Fingers : PA Projection

Monday, December 12, 2011

X-ray of the Fingers: PA View (2nd to 5th digits)

  Xray examination of fingers Posteroanterior Projection. Fractures and dislocation of the distal, middle, and proximal phalanges are can be seen, also distal metacarpal and associated joints are demonstrated. Some pathology processes, such as osteoporosis and osteoathritis if present is evident. Certain departmental protocols calls for one image to be centered and placed per CR imaging plate.

Trauma Patients

  A possible alternate routine involves a larger cassette used to include the entire hand for PA projection for possible secondary trauma or pathology and investigate other aspect of the hand and wrist. Oblique and lateral projection of the affected fingers only would be taken. Digits that cannot be extended can be examined in small section with dental films.
When joint injury is suspected, an AP projection is recommended instead of a PA projection.
When radiographing individual digits except the thumb (first digit).
Extend the digits (second through fifth) with the palmar surface down on the unmasked portion of the IR. Separate the digit slowly, and center the digit to the midline of the IR. Center the PIP joint to the IR.

finger xray
PA Projection : Fingers

Technologist Preparations

Film Size: 8 x 10 inches or 18 x 24 cm
Film can be divided into three for multiple exposure.
Film Orientation: Crosswise
kVp: mAs:
Digital IR: 50 to 60 kV range
SID: 100 cm
Lead Masking: For multiple exposure.
Shield Gonads by putting on patient' lap.

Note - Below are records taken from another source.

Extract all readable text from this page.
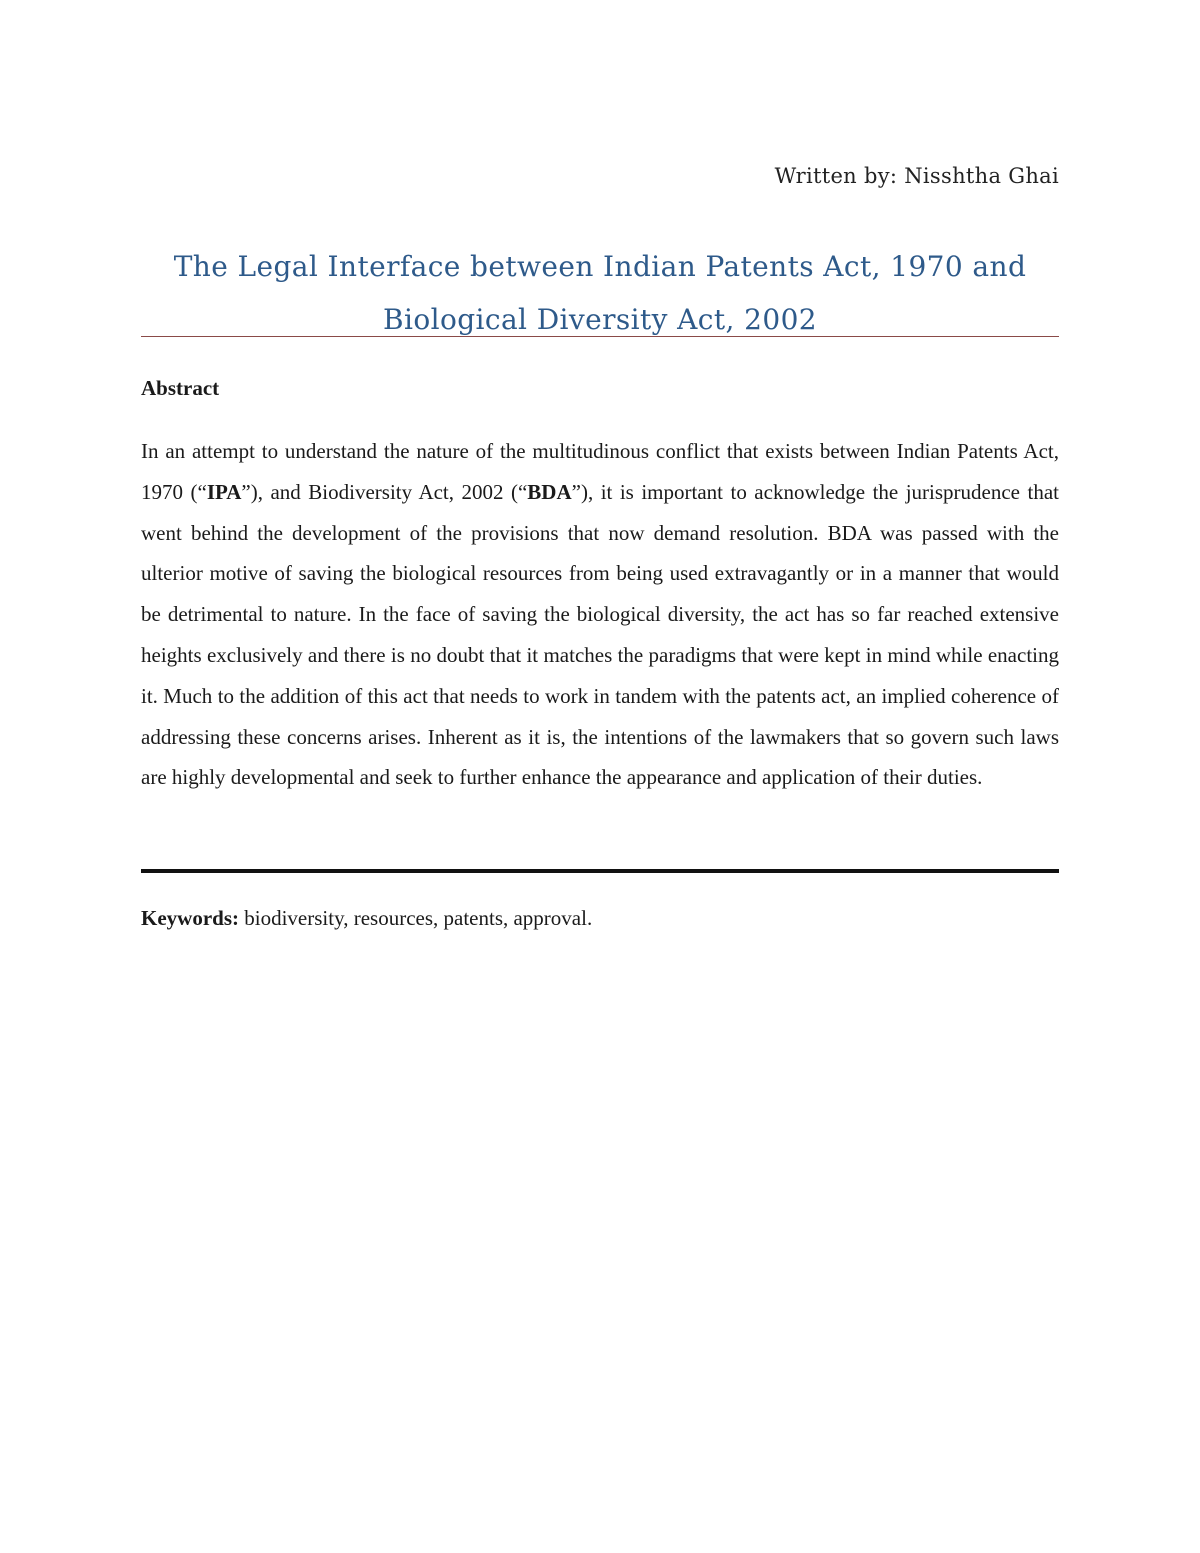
Written by: Nisshtha Ghai
The Legal Interface between Indian Patents Act, 1970 and
Biological Diversity Act, 2002
Abstract

In an attempt to understand the nature of the multitudinous conflict that exists between Indian Patents Act, 1970 (“IPA”), and Biodiversity Act, 2002 (“BDA”), it is important to acknowledge the jurisprudence that went behind the development of the provisions that now demand resolution. BDA was passed with the ulterior motive of saving the biological resources from being used extravagantly or in a manner that would be detrimental to nature. In the face of saving the biological diversity, the act has so far reached extensive heights exclusively and there is no doubt that it matches the paradigms that were kept in mind while enacting it. Much to the addition of this act that needs to work in tandem with the patents act, an implied coherence of addressing these concerns arises. Inherent as it is, the intentions of the lawmakers that so govern such laws are highly developmental and seek to further enhance the appearance and application of their duties.

Keywords: biodiversity, resources, patents, approval.
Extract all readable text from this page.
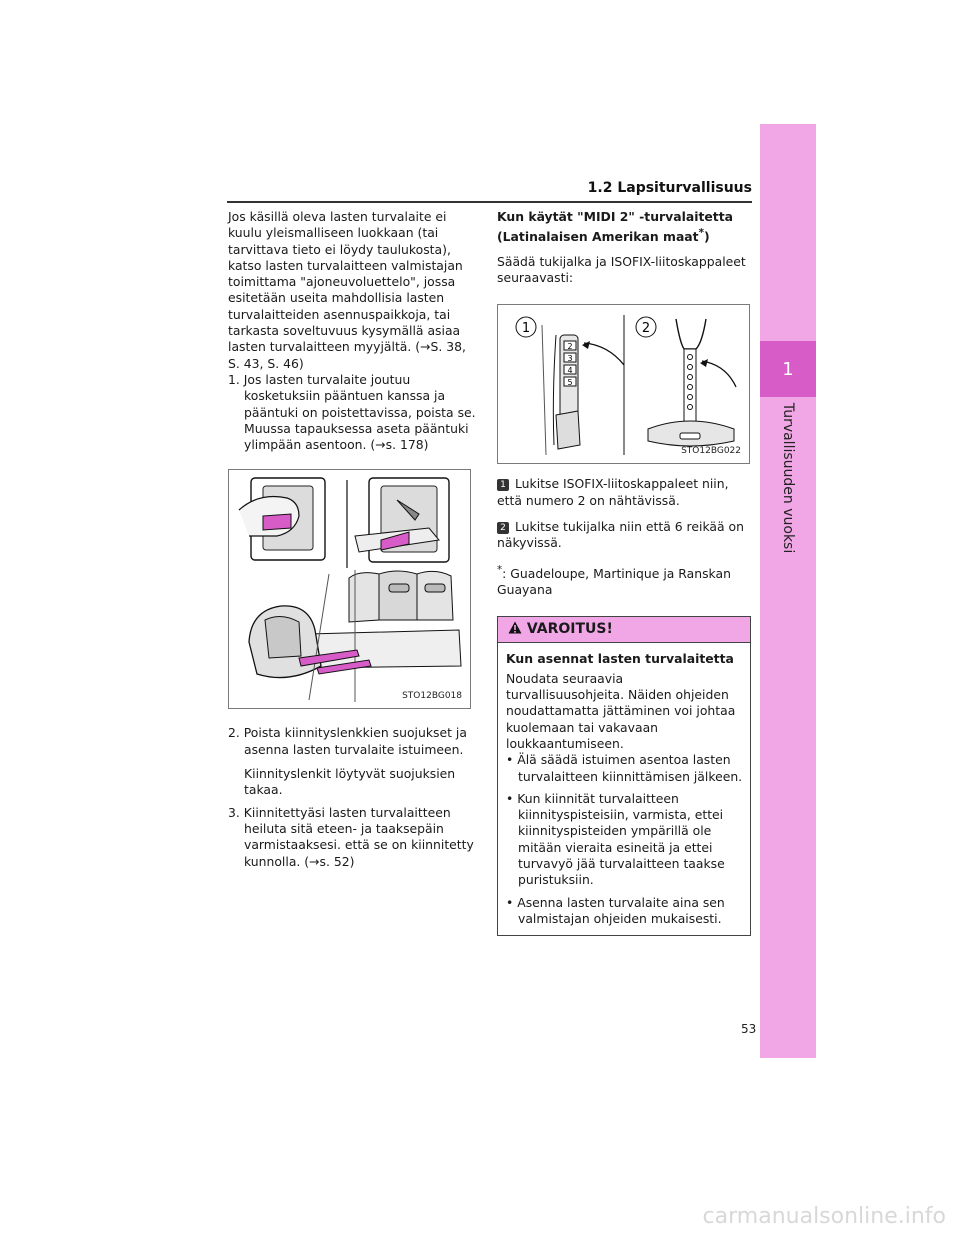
1
Turvallisuuden vuoksi
1.2 Lapsiturvallisuus

Jos käsillä oleva lasten turvalaite ei kuulu yleismalliseen luokkaan (tai tarvittava tieto ei löydy taulukosta), katso lasten turvalaitteen valmistajan toimittama "ajoneuvoluettelo", jossa esitetään useita mahdollisia lasten turvalaitteiden asennuspaikkoja, tai tarkasta soveltuvuus kysymällä asiaa lasten turvalaitteen myyjältä. (→S. 38, S. 43, S. 46)

1. Jos lasten turvalaite joutuu kosketuksiin pääntuen kanssa ja pääntuki on poistettavissa, poista se. Muussa tapauksessa aseta pääntuki ylimpään asentoon. (→s. 178)

STO12BG018

2. Poista kiinnityslenkkien suojukset ja asenna lasten turvalaite istuimeen.

Kiinnityslenkit löytyvät suojuksien takaa.

3. Kiinnitettyäsi lasten turvalaitteen heiluta sitä eteen- ja taaksepäin varmistaaksesi. että se on kiinnitetty kunnolla. (→s. 52)

Kun käytät "MIDI 2" -turvalaitetta (Latinalaisen Amerikan maat*)

Säädä tukijalka ja ISOFIX-liitoskappaleet seuraavasti:

1	2
2
3
4
5
STO12BG022

1 Lukitse ISOFIX-liitoskappaleet niin, että numero 2 on nähtävissä.

2 Lukitse tukijalka niin että 6 reikää on näkyvissä.

*: Guadeloupe, Martinique ja Ranskan Guayana

VAROITUS!

Kun asennat lasten turvalaitetta

Noudata seuraavia turvallisuusohjeita. Näiden ohjeiden noudattamatta jättäminen voi johtaa kuolemaan tai vakavaan loukkaantumiseen.

• Älä säädä istuimen asentoa lasten turvalaitteen kiinnittämisen jälkeen.

• Kun kiinnität turvalaitteen kiinnityspisteisiin, varmista, ettei kiinnityspisteiden ympärillä ole mitään vieraita esineitä ja ettei turvavyö jää turvalaitteen taakse puristuksiin.

• Asenna lasten turvalaite aina sen valmistajan ohjeiden mukaisesti.

53
carmanualsonline.info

Patient Position and Use of Lead Masking

Let patient seat at end of table, with elbow flexed about 90 degrees and with hand and forearm resting on the table.

PA Projection: Fingers

Part Position and Central Ray
Hand is pronated and fingers are extended
Separate adjoining fingers from affected side.
Center and align the long axis of affected finger with the long axis of portion of cassette that is being radiographed.
Central ray is directed to IR, directed to PIP joint.
Collimate on four sides to area of affected fingers.

Radiographic Criteria

Ensure no rotation of the digits being examine.
Fingernail (if evident or intact) is centered over the distal phalanx.
Concavity of the phalangeal shaft has an equal amount of soft tissue on both side.
Entire digit from fingertip to distal adjoining metacarpal are included in the radiograph.
Bones are not overlap in open joint spaces of interphalangeal and MCP joint spaces. Soft tissue and clear bony trabecular markings.